In such a situation, I think it's especially important to maintain a good front. The committee-members are a team communicating their investigation of the candidate; the candidate is a team of one, communicating her or his fitness to be accepted into the tribe of legitimate scholars; the committee-members and the candidate together perform for the audience (US dissertation defenses are generally public, but they're not as elaborate an occasion as they are in, say, Finland) and communicate intellectual seriousness. The audience itself is a team, naturally, and communicates its respect for the proceedings. When I chair dissertation defenses, I generally create a distinction between people in the room holding PhDs and people without PhDs (including doctoral candidates working on getting their PhDs); for example, I invite the PhD-holders to ask the first audience questions, and only then open the floor to anyone who would like to ask a question. I also invite such PhD-holders to remain in the room when the candidate and the rest of the audience withdraws so that the committee can begin its deliberation about whether the candidate has passed -- I don't include those PhD-holders in the actual deliberations, but I do invite them to give their input "in private," as it were, before withdrawing so that the committee can come to a decision.
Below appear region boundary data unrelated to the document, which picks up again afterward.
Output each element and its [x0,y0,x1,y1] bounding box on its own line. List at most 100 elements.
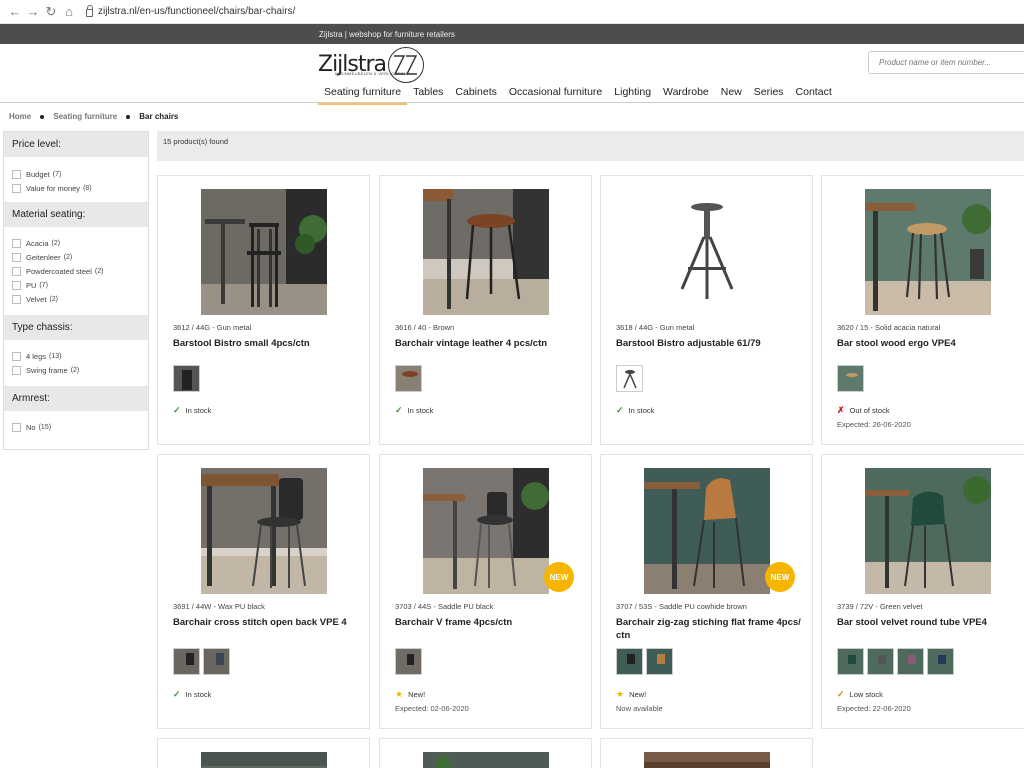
filter-option[interactable]: Acacia (2) [12,236,140,250]
reload-icon[interactable]: ↻ [42,3,60,21]
filter-option[interactable]: Velvet (2) [12,292,140,306]
option-label: Budget [26,169,50,179]
menu-item-occasional[interactable]: Occasional furniture [503,84,608,105]
filter-option[interactable]: PU (7) [12,278,140,292]
menu-item-series[interactable]: Series [748,84,790,105]
product-card[interactable]: 3691 / 44W - Wax PU black Barchair cross… [157,454,370,729]
stock-label: In stock [407,406,434,415]
url-text: zijlstra.nl/en-us/functioneel/chairs/bar… [98,6,296,17]
filter-option[interactable]: Budget (7) [12,167,140,181]
product-title[interactable]: Barchair cross stitch open back VPE 4 [173,616,363,629]
variant-thumb[interactable] [867,648,894,675]
checkbox[interactable] [12,238,21,248]
product-image[interactable] [201,468,327,594]
product-card[interactable] [157,738,370,768]
checkbox[interactable] [12,280,21,290]
variant-thumb[interactable] [395,648,422,675]
check-icon: ✓ [173,405,181,415]
variant-thumb[interactable] [173,365,200,392]
menu-item-wardrobe[interactable]: Wardrobe [657,84,715,105]
variant-thumb[interactable] [173,648,200,675]
product-title[interactable]: Barstool Bistro adjustable 61/79 [616,337,806,350]
product-card[interactable]: 3620 / 15 - Solid acacia natural Bar sto… [821,175,1024,445]
product-image[interactable] [865,189,991,315]
menu-item-lighting[interactable]: Lighting [608,84,657,105]
product-card[interactable]: NEW 3703 / 44S - Saddle PU black Barchai… [379,454,592,729]
variant-thumb[interactable] [203,648,230,675]
lock-icon [86,4,93,17]
option-count: (2) [51,239,61,247]
product-image[interactable] [423,752,549,768]
logo[interactable]: Zijlstra KLEINMEUBELEN & VERLICHTING [318,47,425,83]
menu-item-seating[interactable]: Seating furniture [318,84,408,105]
stock-label: In stock [185,690,212,699]
product-card[interactable]: 3618 / 44G - Gun metal Barstool Bistro a… [600,175,813,445]
filter-option[interactable]: Powdercoated steel (2) [12,264,140,278]
stock-status: ★ New! [395,689,425,700]
check-icon: ✓ [173,689,181,699]
variant-thumb[interactable] [927,648,954,675]
breadcrumb-seating[interactable]: Seating furniture [53,112,117,121]
menu-item-cabinets[interactable]: Cabinets [449,84,502,105]
stock-note: Expected: 26-06-2020 [837,420,911,429]
variant-thumb[interactable] [837,648,864,675]
filter-option[interactable]: 4 legs (13) [12,349,140,363]
menu-item-tables[interactable]: Tables [407,84,449,105]
product-title[interactable]: Barchair V frame 4pcs/ctn [395,616,585,629]
results-count-bar: 15 product(s) found [157,131,1024,161]
search-input[interactable] [868,51,1024,74]
variant-thumb[interactable] [616,365,643,392]
product-card[interactable]: 3739 / 72V - Green velvet Bar stool velv… [821,454,1024,729]
product-title[interactable]: Barstool Bistro small 4pcs/ctn [173,337,363,350]
product-card[interactable] [379,738,592,768]
variant-thumb[interactable] [897,648,924,675]
filter-option[interactable]: Swing frame (2) [12,363,140,377]
variant-thumb[interactable] [616,648,643,675]
product-card[interactable]: 3616 / 40 - Brown Barchair vintage leath… [379,175,592,445]
menu-item-contact[interactable]: Contact [790,84,838,105]
product-card[interactable] [600,738,813,768]
checkbox[interactable] [12,294,21,304]
option-label: Acacia [26,238,49,248]
checkbox[interactable] [12,422,21,432]
checkbox[interactable] [12,365,21,375]
breadcrumb-home[interactable]: Home [9,112,31,121]
menu-item-new[interactable]: New [715,84,748,105]
product-title[interactable]: Bar stool velvet round tube VPE4 [837,616,1024,629]
product-image[interactable] [201,752,327,768]
back-icon[interactable]: ← [6,3,24,21]
product-image[interactable] [423,468,549,594]
checkbox[interactable] [12,169,21,179]
product-card[interactable]: NEW 3707 / 53S - Saddle PU cowhide brown… [600,454,813,729]
variant-thumb[interactable] [837,365,864,392]
product-image[interactable] [201,189,327,315]
product-title[interactable]: Barchair vintage leather 4 pcs/ctn [395,337,585,350]
checkbox[interactable] [12,266,21,276]
product-sku: 3618 / 44G - Gun metal [616,323,695,332]
color-variants [173,648,230,675]
product-image[interactable] [644,189,770,315]
option-count: (8) [83,184,92,192]
product-title[interactable]: Bar stool wood ergo VPE4 [837,337,1024,350]
variant-thumb[interactable] [646,648,673,675]
stock-label: Low stock [849,690,883,699]
checkbox[interactable] [12,252,21,262]
new-badge: NEW [765,562,795,592]
forward-icon[interactable]: → [24,3,42,21]
filter-option[interactable]: Geitenleer (2) [12,250,140,264]
checkbox[interactable] [12,351,21,361]
product-image[interactable] [644,752,770,768]
address-bar[interactable]: zijlstra.nl/en-us/functioneel/chairs/bar… [86,4,296,17]
product-sku: 3703 / 44S - Saddle PU black [395,602,494,611]
filter-option[interactable]: Value for money (8) [12,181,140,195]
filter-option[interactable]: No (15) [12,420,140,434]
variant-thumb[interactable] [395,365,422,392]
product-image[interactable] [423,189,549,315]
product-image[interactable] [865,468,991,594]
home-icon[interactable]: ⌂ [60,3,78,21]
product-card[interactable]: 3612 / 44G - Gun metal Barstool Bistro s… [157,175,370,445]
option-label: Swing frame [26,365,68,375]
product-image[interactable] [644,468,770,594]
checkbox[interactable] [12,183,21,193]
product-title[interactable]: Barchair zig-zag stiching flat frame 4pc… [616,616,806,642]
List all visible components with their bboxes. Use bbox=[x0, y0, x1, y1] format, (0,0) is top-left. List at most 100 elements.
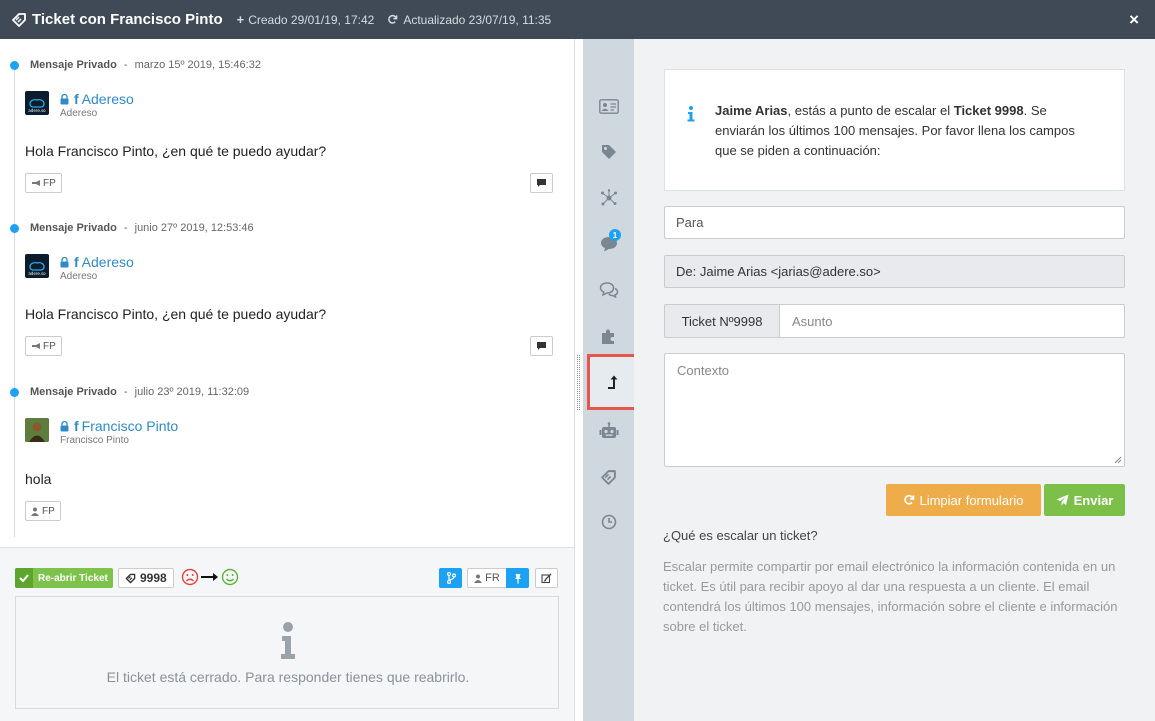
message-date: marzo 15º 2019, 15:46:32 bbox=[134, 59, 261, 71]
reopen-ticket-button[interactable]: Re-abrir Ticket bbox=[15, 568, 113, 588]
closed-ticket-notice: El ticket está cerrado. Para responder t… bbox=[15, 596, 559, 709]
comments-icon bbox=[599, 282, 618, 298]
contact-card-tab[interactable] bbox=[583, 91, 634, 121]
resize-handle[interactable] bbox=[577, 355, 580, 410]
satisfaction-indicator[interactable] bbox=[181, 568, 239, 586]
user-icon bbox=[474, 574, 483, 583]
message-header: Mensaje Privado - junio 27º 2019, 12:53:… bbox=[30, 222, 254, 234]
avatar bbox=[25, 418, 49, 442]
check-icon bbox=[15, 568, 33, 588]
assignee-button[interactable]: FR bbox=[467, 568, 507, 588]
context-textarea[interactable]: Contexto bbox=[664, 353, 1125, 467]
sender-initials: FP bbox=[43, 177, 56, 189]
messages-tab[interactable]: 1 bbox=[583, 229, 634, 259]
info-mid: , estás a punto de escalar el bbox=[787, 103, 954, 118]
reply-area: Re-abrir Ticket 9998 FR El ticket está c… bbox=[0, 547, 574, 721]
ticket-addon: Ticket Nº9998 bbox=[664, 304, 780, 338]
adereso-logo-icon: adere.so bbox=[28, 262, 46, 276]
ticket-number-badge[interactable]: 9998 bbox=[118, 568, 174, 588]
message-body: hola bbox=[25, 471, 52, 487]
message-header: Mensaje Privado - julio 23º 2019, 11:32:… bbox=[30, 386, 249, 398]
level-up-icon bbox=[607, 375, 617, 389]
timeline-line bbox=[14, 67, 15, 537]
sender-chip[interactable]: FP bbox=[25, 336, 62, 356]
tags-tab[interactable] bbox=[583, 137, 634, 167]
clear-form-label: Limpiar formulario bbox=[919, 492, 1024, 508]
message-author[interactable]: f Adereso bbox=[60, 254, 134, 270]
resize-grip-icon[interactable] bbox=[1114, 456, 1122, 464]
svg-text:adere.so: adere.so bbox=[28, 108, 46, 113]
notification-badge: 1 bbox=[609, 229, 621, 241]
from-field: De: Jaime Arias <jarias@adere.so> bbox=[664, 255, 1125, 288]
closed-ticket-text: El ticket está cerrado. Para responder t… bbox=[106, 669, 470, 685]
message-author[interactable]: f Francisco Pinto bbox=[60, 418, 178, 434]
author-handle: Francisco Pinto bbox=[60, 435, 129, 446]
ticket-icon bbox=[125, 573, 136, 583]
clear-form-button[interactable]: Limpiar formulario bbox=[886, 484, 1041, 516]
facebook-icon: f bbox=[74, 418, 79, 434]
branch-icon bbox=[446, 572, 456, 584]
conversations-tab[interactable] bbox=[583, 275, 634, 305]
agent-name: Jaime Arias bbox=[715, 103, 788, 118]
escalate-tab[interactable] bbox=[587, 354, 638, 410]
user-icon bbox=[31, 507, 39, 516]
branch-button[interactable] bbox=[439, 568, 462, 588]
network-tab[interactable] bbox=[583, 183, 634, 213]
integrations-tab[interactable] bbox=[583, 321, 634, 351]
message-date: julio 23º 2019, 11:32:09 bbox=[134, 386, 250, 398]
message-author[interactable]: f Adereso bbox=[60, 91, 134, 107]
timeline-dot bbox=[10, 388, 19, 397]
subject-field[interactable]: Asunto bbox=[780, 304, 1125, 338]
user-photo-icon bbox=[25, 418, 49, 442]
edit-icon bbox=[541, 573, 552, 583]
ticket-icon bbox=[12, 12, 26, 27]
sender-initials: FP bbox=[42, 505, 55, 517]
message-body: Hola Francisco Pinto, ¿en qué te puedo a… bbox=[25, 143, 327, 159]
escalate-info-box: Jaime Arias, estás a punto de escalar el… bbox=[664, 69, 1125, 191]
ticket-icon bbox=[601, 469, 616, 485]
paper-plane-icon bbox=[1056, 494, 1069, 506]
message-body: Hola Francisco Pinto, ¿en qué te puedo a… bbox=[25, 306, 327, 322]
refresh-icon bbox=[904, 494, 915, 505]
reply-chat-button[interactable] bbox=[530, 336, 553, 356]
info-icon bbox=[687, 106, 695, 122]
conversation-panel: Mensaje Privado - marzo 15º 2019, 15:46:… bbox=[0, 39, 575, 721]
edit-button[interactable] bbox=[535, 568, 558, 588]
close-icon[interactable]: × bbox=[1129, 11, 1139, 28]
sender-initials: FP bbox=[43, 340, 56, 352]
refresh-icon bbox=[388, 14, 398, 24]
plus-icon: + bbox=[236, 12, 245, 27]
timeline-dot bbox=[10, 224, 19, 233]
ticket-title: Ticket con Francisco Pinto bbox=[32, 11, 223, 28]
to-placeholder: Para bbox=[676, 215, 704, 230]
ticket-number: 9998 bbox=[140, 571, 167, 585]
message-separator: - bbox=[123, 59, 128, 71]
escalate-question: ¿Qué es escalar un ticket? bbox=[663, 528, 818, 543]
history-tab[interactable] bbox=[583, 507, 634, 537]
sender-chip[interactable]: FP bbox=[25, 173, 62, 193]
escalate-info-text: Jaime Arias, estás a punto de escalar el… bbox=[715, 101, 1100, 161]
reopen-label: Re-abrir Ticket bbox=[38, 572, 108, 584]
author-handle: Adereso bbox=[60, 108, 98, 119]
side-iconbar: 1 bbox=[583, 39, 638, 721]
info-icon bbox=[281, 622, 295, 659]
escalate-panel: Jaime Arias, estás a punto de escalar el… bbox=[634, 39, 1155, 721]
sender-chip[interactable]: FP bbox=[25, 501, 61, 521]
facebook-icon: f bbox=[74, 91, 79, 107]
megaphone-icon bbox=[32, 180, 40, 186]
clock-icon bbox=[601, 514, 616, 530]
to-field[interactable]: Para bbox=[664, 206, 1125, 239]
timeline-dot bbox=[10, 61, 19, 70]
reply-chat-button[interactable] bbox=[530, 173, 553, 193]
bot-tab[interactable] bbox=[583, 416, 634, 446]
svg-text:adere.so: adere.so bbox=[28, 271, 46, 276]
pin-button[interactable] bbox=[506, 568, 529, 588]
send-button[interactable]: Enviar bbox=[1044, 484, 1125, 516]
arrow-right-icon bbox=[201, 573, 218, 581]
facebook-icon: f bbox=[74, 254, 79, 270]
subject-field-group: Ticket Nº9998 Asunto bbox=[664, 304, 1125, 338]
author-name: Francisco Pinto bbox=[81, 418, 179, 434]
megaphone-icon bbox=[32, 343, 40, 349]
pin-icon bbox=[514, 573, 521, 583]
tickets-tab[interactable] bbox=[583, 462, 634, 492]
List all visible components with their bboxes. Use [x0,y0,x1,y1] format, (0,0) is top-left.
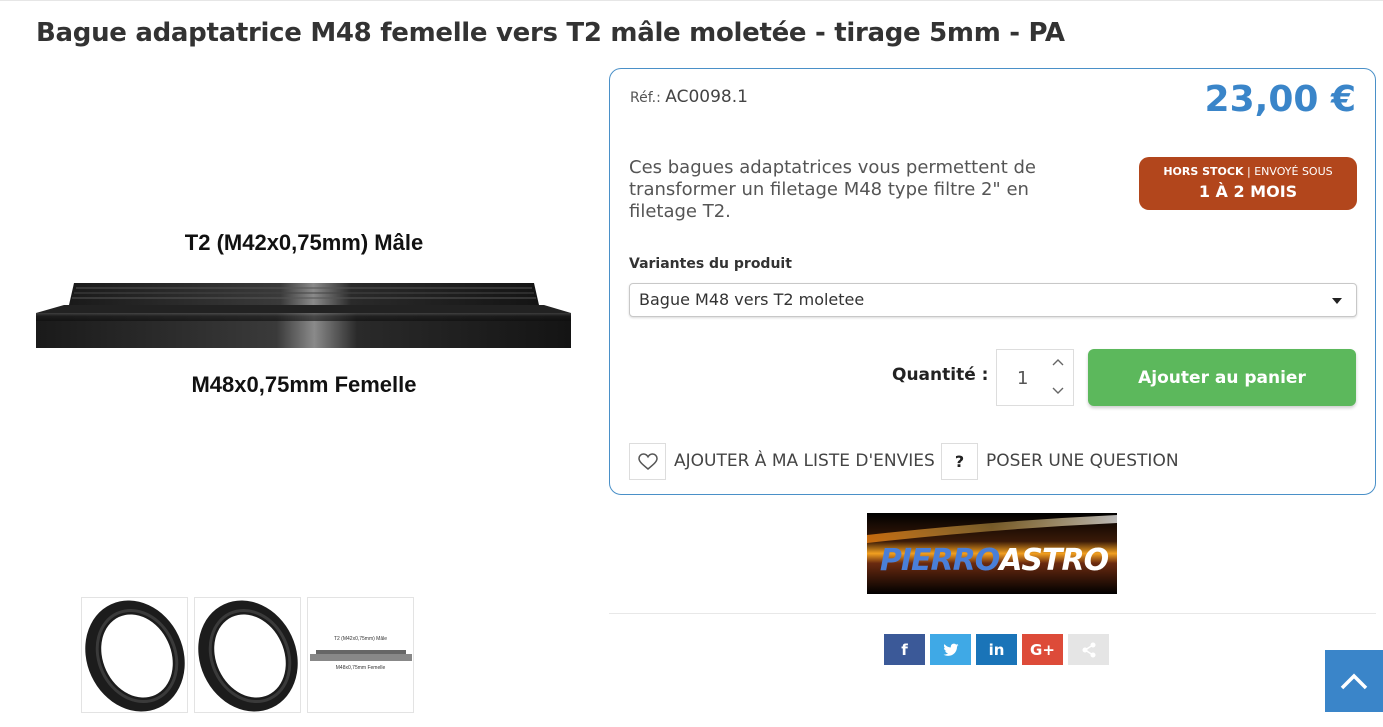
adapter-ring-illustration [36,283,571,348]
image-label-bottom: M48x0,75mm Femelle [191,372,417,397]
share-facebook-button[interactable]: f [884,634,925,665]
variants-label: Variantes du produit [629,256,792,272]
heart-icon [637,452,658,470]
share-twitter-button[interactable] [930,634,971,665]
ref-label: Réf.: [630,90,661,106]
ring-mini-icon [310,650,412,661]
stock-separator: | [1247,165,1251,178]
logo-part-1: PIERRO [879,543,1000,578]
ask-question-link[interactable]: POSER UNE QUESTION [986,451,1179,471]
share-divider [609,613,1376,614]
twitter-icon [942,643,958,656]
variant-select[interactable]: Bague M48 vers T2 moletee [629,283,1357,317]
product-reference: Réf.: AC0098.1 [630,87,748,107]
quantity-stepper[interactable]: 1 [996,349,1074,406]
page-title: Bague adaptatrice M48 femelle vers T2 mâ… [36,18,1065,48]
back-to-top-button[interactable] [1325,650,1383,712]
stock-status-line: HORS STOCK | ENVOYÉ SOUS [1139,165,1357,178]
wishlist-link[interactable]: AJOUTER À MA LISTE D'ENVIES [674,451,935,471]
product-description: Ces bagues adaptatrices vous permettent … [629,157,1036,222]
share-icon [1082,642,1095,657]
main-product-image[interactable]: T2 (M42x0,75mm) Mâle M48x0,75mm Femelle [34,215,574,415]
product-info-box: Réf.: AC0098.1 23,00 € Ces bagues adapta… [609,68,1376,495]
chevron-down-icon[interactable] [1051,383,1065,397]
quantity-label: Quantité : [892,365,989,385]
share-more-button[interactable] [1068,634,1109,665]
image-label-top: T2 (M42x0,75mm) Mâle [184,230,424,255]
add-to-cart-button[interactable]: Ajouter au panier [1088,349,1356,406]
thumbnail-3[interactable]: T2 (M42x0,75mm) Mâle M48x0,75mm Femelle [307,597,414,713]
ref-value: AC0098.1 [665,87,748,107]
pierroastro-logo[interactable]: PIERROASTRO [867,513,1117,594]
logo-wordmark: PIERROASTRO [879,543,1109,578]
chevron-up-icon[interactable] [1051,356,1065,370]
product-price: 23,00 € [1204,79,1356,120]
question-button[interactable]: ? [941,443,978,480]
stock-delay: 1 À 2 MOIS [1198,182,1298,201]
stock-status-badge: HORS STOCK | ENVOYÉ SOUS 1 À 2 MOIS [1139,157,1357,210]
share-linkedin-button[interactable]: in [976,634,1017,665]
top-divider [0,0,1383,1]
caret-down-icon [1332,298,1342,304]
thumbnail-label-bottom: M48x0,75mm Femelle [335,665,386,671]
logo-part-2: ASTRO [999,543,1109,578]
stock-status: HORS STOCK [1163,165,1244,178]
share-googleplus-button[interactable]: G+ [1022,634,1063,665]
ring-photo-icon [198,600,298,712]
thumbnail-2[interactable] [194,597,301,713]
variant-selected-value: Bague M48 vers T2 moletee [639,290,865,309]
quantity-value[interactable]: 1 [1017,368,1028,389]
stock-shipping: ENVOYÉ SOUS [1254,165,1333,178]
ring-photo-icon [85,600,185,712]
thumbnail-1[interactable] [81,597,188,713]
thumbnail-label-top: T2 (M42x0,75mm) Mâle [333,636,388,642]
chevron-up-icon [1340,673,1368,690]
wishlist-button[interactable] [629,443,666,480]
Obviously this privacy is itself a performance, and it's a performance with a purpose: to further establish the privileges associated with the possession of a PhD.

In one sense, all of this means that by the time a defense actually happens, there is a pretty good chance that the candidate is going to pass (because if there were serious doubts, she or he would never have been permitted to defend in the first place). It's not a guarantee, but it's likely. A dissertation defense is very much a performance, then -- and I don't think that knowing that detracts from its solemnity or seriousness at all. Indeed, I would go as far as to say that the function of a dissertation defense is to (re)establish the PhD/non-PhD line as socially significant, and to formally transition the candidate across it. Thinking of it as a performance simply clarifies the character of the experience.

25.8.09

Explorations question #1

Goffman, The Presentation of Self in Everyday Life, p. 101:

For example, during the showing of the body at a funeral home, usually the social setting and all participants, including both the bereaved team and the establishment's team, will be arranged so as to express their feelings for the deceased and their ties to him; he will be the center of the show and the dramatically dominant participant in it. However, since the bereaved are inexperienced and grief-laden, and since the star of the show must stay in character as someone who is in a deep sleep, the undertaker himself will direct the show, although he may all the while be self-effacing in the presence of the corpse or be in another room of the etsablishment getting ready for another showing.

There is admittedly something odd, I think, about treating a solemn event like a funeral as a performance. But this oddness might be revealing, so to speak, even though it might also be taken as disrespectful. So the question is: in this case, which is it? Is Goffman's treatment of this and other social occasions revealing, or disrespectful?

As a suggestion, consider reflecting on some important and solemn occasion in which you have participated, and applying Goffman's performance metaphor to it. Does that detract from the solemnity of the occasion?